To be legal under the federal farm act hemp plants and products like CBD oils must have 0.3 percent THC content or lower. Traditional marijuana, now legal under Alaska law, typically has THC content of 15 percent to 20 percent, and some products sold in stores have up to 30 percent.
Legislation authorizing an Alaska hemp program passed the Legislature unanimously, and the Division of Agriculture was gearing up last year with a major program to test hemp plant varieties to certify a 0.3 percent THC content, the maximum allowed, and to develop regulations for the new industry. The program had to be suspended this summer, however, when state budget officials disallowed “program receipts,” authorization, or the approval for the division to receive fees paid by would-be hemp programs to support the testing program.
Without that the program couldn’t operate. “We had to destroy about 1,000 plants and shut down greenhouses that were being used for testing,” Schade said. Luckily, 15 plants were saved, which is enough, just barely, to restart the testing program.
Meanwhile, regulations needed to carry out the program had been drafted and in late winter and sent out for public comment before things were suspended. The division is now back at work to complete the regulations.
About four months have been lost, but Schade believes the division can get things back in gear to be able to do registrations for hemp growers and distribute certified seeds, those tested to confirm the low THC content, next spring.

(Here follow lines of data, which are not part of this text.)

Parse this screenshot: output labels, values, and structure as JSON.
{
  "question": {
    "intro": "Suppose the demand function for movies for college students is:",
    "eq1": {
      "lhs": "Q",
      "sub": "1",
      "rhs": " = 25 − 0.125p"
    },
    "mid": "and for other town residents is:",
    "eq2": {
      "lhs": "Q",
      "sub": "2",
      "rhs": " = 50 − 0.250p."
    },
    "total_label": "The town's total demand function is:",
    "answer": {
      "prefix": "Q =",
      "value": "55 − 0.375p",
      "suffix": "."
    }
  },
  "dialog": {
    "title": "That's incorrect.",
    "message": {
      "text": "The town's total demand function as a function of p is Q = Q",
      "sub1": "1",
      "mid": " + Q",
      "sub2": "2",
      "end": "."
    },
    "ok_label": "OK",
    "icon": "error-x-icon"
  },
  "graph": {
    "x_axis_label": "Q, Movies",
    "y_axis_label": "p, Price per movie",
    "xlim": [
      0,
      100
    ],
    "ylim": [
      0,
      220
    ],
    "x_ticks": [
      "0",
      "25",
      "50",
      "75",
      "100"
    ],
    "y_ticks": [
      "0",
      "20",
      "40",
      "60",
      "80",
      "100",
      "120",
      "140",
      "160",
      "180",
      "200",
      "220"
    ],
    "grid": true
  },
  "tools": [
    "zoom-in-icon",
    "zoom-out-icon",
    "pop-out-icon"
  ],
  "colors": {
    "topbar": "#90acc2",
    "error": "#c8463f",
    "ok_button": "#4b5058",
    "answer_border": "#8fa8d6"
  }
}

The important thing for a new hemp industry in the state is that having a program in the agriculture division not only makes hemp and its products fully legal under the new federal farms act — currently they are not – but that the state will do the inspections needed to certify that hemp products for human consumption or use, like CBD oils, do not contain contaminants. Marijuana plants have shown a tendency to absorb heavy metals and other harmful compounds.
CBD products are now sold widely in retail stores and they are technically still illegal in Alaska, Schade said, but what’s important for consumers to know is that there is now no way of verifying the purity or safely of these products, Schade said. The CBD products will be safe if they are U.S.-produced and in states with hemp testing programs, but there is no way for consumers to know if the hemp comes from a state that does test or is imported from a foreign origin where there is no testing.
An Alaska inspection program would ensure the safety of these products, and because of that hemp could become an important new niche industry for farmers if they use the “Alaska Grown” logo. It can be used to show the products are legal as well as “Alaska clean,” Schade said.
The inspections are less important for hemp used for the manufacture of clothing because there is no human ingestion. Clothing products with hemp are popular because the long fibers in the plant offer important advantages for fabric.
Schade believes hemp growing in greenhouses could get up and running quickly for plants used in the making of CBD products, and the profitability of those could support the higher production costs.